From George Washington to John Hancock, 3 October 1777

To John Hancock

Camp 20 Miles from Philadelphia October 3d 1777


Yesterday afternoon, I had the honour to receive your Favours of the 30th Ulto with their Inclosures. I was much obliged by the Accounts from the Northern Army, tho’ in general they had reached me before, and I flatter myself we shall soon hear, that they have been succeeded by other fortunate and interesting Events, as the Two Armies by General Gates’s Letter were encamped near each other.1

I shall pay due attention to the Resolution you refer me to, and no exertions on my part shall be wanting, to collect what Necessaries I can for the Army. This I am persuaded will be equally attended to by the Honble Board of War, and I hope by care and industry, many supplies may be obtained to relieve our distresses, which in the Articles of Shoes—Stockings and Blankets are extremely great.
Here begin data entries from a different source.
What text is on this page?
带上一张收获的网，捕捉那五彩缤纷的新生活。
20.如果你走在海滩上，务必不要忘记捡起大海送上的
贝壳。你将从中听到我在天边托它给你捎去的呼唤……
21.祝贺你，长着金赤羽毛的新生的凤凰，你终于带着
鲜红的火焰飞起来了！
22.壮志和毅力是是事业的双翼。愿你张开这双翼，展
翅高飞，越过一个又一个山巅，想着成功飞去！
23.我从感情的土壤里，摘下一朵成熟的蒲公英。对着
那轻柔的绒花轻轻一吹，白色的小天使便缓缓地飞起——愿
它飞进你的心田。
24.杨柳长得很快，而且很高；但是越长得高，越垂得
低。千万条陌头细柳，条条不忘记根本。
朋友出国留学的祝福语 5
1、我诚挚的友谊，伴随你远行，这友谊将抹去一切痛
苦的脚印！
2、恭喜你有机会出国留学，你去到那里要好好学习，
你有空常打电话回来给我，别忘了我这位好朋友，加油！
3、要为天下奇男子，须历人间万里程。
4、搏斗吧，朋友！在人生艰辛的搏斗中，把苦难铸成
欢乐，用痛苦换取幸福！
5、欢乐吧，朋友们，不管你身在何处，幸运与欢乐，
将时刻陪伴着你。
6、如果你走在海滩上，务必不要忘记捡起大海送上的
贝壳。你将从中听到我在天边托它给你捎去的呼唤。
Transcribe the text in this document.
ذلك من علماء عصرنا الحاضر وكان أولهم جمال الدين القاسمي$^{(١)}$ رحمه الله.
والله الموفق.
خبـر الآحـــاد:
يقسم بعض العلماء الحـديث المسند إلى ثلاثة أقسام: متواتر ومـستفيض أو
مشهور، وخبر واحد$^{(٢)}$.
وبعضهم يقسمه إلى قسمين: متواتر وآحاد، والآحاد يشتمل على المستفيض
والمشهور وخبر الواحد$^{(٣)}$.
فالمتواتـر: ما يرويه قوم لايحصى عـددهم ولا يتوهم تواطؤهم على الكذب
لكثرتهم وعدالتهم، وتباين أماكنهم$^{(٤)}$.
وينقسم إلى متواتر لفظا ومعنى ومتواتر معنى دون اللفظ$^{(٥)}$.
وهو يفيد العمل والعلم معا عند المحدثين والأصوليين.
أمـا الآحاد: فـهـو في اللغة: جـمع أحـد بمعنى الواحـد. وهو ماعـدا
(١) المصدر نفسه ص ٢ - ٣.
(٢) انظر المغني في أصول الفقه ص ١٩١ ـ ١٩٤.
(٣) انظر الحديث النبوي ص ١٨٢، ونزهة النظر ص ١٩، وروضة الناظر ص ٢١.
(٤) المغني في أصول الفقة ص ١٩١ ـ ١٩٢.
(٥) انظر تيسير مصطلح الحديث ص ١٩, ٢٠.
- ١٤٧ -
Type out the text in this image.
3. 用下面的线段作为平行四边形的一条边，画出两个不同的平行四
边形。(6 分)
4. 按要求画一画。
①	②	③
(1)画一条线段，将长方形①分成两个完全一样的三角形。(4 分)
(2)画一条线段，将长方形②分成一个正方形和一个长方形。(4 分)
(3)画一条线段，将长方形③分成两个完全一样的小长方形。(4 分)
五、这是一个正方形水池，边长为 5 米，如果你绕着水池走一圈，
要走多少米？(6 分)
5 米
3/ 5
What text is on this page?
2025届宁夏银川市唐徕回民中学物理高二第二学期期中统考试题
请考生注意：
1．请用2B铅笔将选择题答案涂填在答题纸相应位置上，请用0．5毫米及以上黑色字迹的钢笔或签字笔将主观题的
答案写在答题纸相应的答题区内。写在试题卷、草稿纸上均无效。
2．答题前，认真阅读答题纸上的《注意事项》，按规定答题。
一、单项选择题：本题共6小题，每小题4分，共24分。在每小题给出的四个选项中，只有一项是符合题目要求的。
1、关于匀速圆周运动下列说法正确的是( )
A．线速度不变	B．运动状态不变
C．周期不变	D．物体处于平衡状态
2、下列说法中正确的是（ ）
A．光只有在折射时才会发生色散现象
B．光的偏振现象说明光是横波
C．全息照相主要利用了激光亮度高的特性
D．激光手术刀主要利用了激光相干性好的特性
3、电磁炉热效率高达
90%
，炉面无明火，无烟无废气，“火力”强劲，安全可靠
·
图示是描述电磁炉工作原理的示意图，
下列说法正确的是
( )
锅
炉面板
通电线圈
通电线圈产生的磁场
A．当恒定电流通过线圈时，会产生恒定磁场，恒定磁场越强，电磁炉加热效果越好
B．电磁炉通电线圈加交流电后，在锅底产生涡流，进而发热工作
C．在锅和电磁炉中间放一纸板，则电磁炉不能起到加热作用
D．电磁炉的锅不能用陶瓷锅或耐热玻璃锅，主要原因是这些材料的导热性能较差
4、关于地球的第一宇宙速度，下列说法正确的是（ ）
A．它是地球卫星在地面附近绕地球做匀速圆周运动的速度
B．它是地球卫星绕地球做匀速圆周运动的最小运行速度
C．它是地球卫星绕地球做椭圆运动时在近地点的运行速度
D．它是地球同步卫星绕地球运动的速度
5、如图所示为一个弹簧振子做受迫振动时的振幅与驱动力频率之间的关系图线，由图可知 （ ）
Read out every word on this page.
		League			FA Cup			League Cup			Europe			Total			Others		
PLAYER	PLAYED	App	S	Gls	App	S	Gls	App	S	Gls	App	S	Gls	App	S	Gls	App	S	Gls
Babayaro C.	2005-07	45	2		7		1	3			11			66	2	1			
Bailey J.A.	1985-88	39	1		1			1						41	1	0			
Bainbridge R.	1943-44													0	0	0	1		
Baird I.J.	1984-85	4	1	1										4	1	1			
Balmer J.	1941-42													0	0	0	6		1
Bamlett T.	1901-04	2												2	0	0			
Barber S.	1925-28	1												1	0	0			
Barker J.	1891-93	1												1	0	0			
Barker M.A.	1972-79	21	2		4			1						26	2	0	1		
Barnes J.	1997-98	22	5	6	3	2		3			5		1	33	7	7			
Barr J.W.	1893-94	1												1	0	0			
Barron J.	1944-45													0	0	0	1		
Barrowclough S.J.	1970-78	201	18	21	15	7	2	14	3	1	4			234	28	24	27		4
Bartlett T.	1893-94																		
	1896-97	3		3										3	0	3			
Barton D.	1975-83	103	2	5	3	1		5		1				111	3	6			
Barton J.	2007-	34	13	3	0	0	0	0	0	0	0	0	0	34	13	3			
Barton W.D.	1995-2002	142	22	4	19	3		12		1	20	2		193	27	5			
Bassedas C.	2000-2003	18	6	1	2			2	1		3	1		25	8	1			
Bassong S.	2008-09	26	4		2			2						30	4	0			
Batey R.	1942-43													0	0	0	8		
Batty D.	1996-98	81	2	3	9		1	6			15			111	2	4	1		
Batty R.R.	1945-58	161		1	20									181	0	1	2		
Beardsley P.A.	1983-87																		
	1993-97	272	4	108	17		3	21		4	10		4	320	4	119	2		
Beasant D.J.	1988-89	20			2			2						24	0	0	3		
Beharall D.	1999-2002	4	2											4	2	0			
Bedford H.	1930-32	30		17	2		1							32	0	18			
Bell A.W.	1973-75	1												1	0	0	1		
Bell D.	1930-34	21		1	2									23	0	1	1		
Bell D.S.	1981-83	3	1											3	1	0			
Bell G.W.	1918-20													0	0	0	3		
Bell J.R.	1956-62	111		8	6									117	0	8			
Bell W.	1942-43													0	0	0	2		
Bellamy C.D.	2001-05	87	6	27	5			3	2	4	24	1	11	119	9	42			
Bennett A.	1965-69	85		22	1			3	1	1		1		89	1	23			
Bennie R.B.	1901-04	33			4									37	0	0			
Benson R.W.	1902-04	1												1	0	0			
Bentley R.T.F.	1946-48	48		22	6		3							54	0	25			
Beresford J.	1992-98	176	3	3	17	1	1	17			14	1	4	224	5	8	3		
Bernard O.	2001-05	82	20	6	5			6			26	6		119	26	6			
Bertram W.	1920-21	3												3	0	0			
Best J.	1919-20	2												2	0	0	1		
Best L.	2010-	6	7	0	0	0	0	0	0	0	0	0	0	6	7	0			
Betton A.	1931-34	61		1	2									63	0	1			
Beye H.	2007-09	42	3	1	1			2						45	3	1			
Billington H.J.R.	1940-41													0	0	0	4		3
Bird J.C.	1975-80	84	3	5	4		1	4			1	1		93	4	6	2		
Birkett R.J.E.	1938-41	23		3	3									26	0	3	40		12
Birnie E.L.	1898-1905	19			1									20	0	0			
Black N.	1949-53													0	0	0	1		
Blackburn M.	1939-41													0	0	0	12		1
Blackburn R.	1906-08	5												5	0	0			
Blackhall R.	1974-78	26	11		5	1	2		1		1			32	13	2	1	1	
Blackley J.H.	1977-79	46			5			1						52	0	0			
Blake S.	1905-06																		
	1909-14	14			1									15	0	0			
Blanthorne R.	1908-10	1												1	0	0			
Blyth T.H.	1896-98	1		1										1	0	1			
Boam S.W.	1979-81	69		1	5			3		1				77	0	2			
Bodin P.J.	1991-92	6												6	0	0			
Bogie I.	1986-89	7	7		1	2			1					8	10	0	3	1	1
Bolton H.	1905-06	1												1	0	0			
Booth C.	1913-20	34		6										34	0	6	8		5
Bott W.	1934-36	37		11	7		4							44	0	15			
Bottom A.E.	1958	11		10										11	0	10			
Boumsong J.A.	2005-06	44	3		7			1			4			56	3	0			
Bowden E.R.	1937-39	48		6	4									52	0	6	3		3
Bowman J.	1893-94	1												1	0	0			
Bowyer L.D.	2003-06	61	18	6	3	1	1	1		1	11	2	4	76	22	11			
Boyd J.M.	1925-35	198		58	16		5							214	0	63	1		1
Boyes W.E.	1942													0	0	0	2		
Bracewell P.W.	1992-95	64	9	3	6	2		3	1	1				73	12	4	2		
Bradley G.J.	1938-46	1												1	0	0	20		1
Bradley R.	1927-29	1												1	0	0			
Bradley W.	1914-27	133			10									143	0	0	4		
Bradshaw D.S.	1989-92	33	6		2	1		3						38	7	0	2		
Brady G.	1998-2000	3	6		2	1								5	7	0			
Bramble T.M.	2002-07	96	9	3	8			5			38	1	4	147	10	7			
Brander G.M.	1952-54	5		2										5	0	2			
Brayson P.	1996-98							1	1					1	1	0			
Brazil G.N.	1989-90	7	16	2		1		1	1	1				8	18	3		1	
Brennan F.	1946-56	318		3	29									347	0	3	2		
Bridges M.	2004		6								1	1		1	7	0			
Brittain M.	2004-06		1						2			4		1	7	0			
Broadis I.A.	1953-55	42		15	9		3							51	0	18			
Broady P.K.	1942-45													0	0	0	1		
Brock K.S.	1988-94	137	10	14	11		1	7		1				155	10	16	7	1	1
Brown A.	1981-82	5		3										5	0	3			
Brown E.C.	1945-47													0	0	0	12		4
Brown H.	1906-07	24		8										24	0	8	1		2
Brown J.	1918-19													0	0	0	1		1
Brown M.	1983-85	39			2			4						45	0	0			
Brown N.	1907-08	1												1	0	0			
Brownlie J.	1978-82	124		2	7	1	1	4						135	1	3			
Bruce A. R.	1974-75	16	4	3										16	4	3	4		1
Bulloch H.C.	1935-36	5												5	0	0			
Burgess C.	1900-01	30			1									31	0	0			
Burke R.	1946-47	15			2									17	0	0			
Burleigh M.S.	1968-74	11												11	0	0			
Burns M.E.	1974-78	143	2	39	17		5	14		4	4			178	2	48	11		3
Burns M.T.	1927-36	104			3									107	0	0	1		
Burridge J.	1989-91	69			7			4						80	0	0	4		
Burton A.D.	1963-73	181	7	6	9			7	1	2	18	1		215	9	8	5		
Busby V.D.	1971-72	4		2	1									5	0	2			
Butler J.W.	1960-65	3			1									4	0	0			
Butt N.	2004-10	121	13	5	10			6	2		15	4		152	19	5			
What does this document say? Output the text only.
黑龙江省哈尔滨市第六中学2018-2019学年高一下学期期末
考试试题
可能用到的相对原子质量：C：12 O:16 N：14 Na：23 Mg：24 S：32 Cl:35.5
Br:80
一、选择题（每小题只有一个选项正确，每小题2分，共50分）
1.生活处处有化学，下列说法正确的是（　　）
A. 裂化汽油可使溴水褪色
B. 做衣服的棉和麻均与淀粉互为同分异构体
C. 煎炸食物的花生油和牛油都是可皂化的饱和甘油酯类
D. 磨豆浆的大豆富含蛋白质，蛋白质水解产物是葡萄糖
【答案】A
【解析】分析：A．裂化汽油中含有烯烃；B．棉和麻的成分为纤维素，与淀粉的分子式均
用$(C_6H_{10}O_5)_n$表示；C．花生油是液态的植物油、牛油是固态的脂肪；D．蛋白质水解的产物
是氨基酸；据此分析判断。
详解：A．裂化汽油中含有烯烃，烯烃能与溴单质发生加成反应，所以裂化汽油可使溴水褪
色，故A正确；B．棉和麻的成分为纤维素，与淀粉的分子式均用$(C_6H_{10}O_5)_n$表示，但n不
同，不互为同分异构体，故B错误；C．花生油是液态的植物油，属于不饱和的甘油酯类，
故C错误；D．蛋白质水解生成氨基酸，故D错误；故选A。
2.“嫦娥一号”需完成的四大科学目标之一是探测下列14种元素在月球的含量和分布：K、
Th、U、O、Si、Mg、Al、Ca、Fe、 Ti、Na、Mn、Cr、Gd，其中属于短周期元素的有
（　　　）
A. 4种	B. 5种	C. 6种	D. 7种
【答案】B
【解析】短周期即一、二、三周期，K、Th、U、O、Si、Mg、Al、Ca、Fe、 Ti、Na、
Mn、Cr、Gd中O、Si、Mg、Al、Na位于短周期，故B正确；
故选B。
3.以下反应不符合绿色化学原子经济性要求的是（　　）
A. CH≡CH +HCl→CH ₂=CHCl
Since my Letter of the 29th, no favourable change has taken place in our affairs—On the contrary, we have sustained an additional loss in the capture of the Delaware. She fell into the Enemy’s hands in a day or two after they were in possession of the City, and in a manner not yet well understood. Some have supposed the Crew mutinied, while another report is, that she was disabled in her Rudder by a shot and drove on shore. This misfortune takes off the success of Captain Biddles cruize. I will not dwell longer on the subject. Congress may rest assured all the means in my power shall be employed to put our affairs in a more agreable train and to accomplish the end they so earnestly wish. I have the Honor to be with great respect sir, Your most Obt Sert

Go: Washington

P.S. Inclosed is a Copy of Genl Howe’s Proclamation issued the 28th Ulto.2

LS, in Alexander Hamilton’s writing, DNA:PCC item 152; Df, DLC:GW; copy, DNA:PCC, item 169. Congress read GW’s letter on 6 Oct. and referred Howe’s proclamation to the committee of intelligence (JCC description begins Worthington Chauncey Ford et al., eds. Journals of the Continental Congress, 1774-1789. 34 vols. Washington, D.C., 1904–37. description ends , 9:773–74).

1See Gates’s first letter to Hancock of 22 Sept. quoted in Hancock to GW, 30 Sept., n.2.

2For General Howe’s proclamation of 28 Sept., see General Orders, this date, n.3.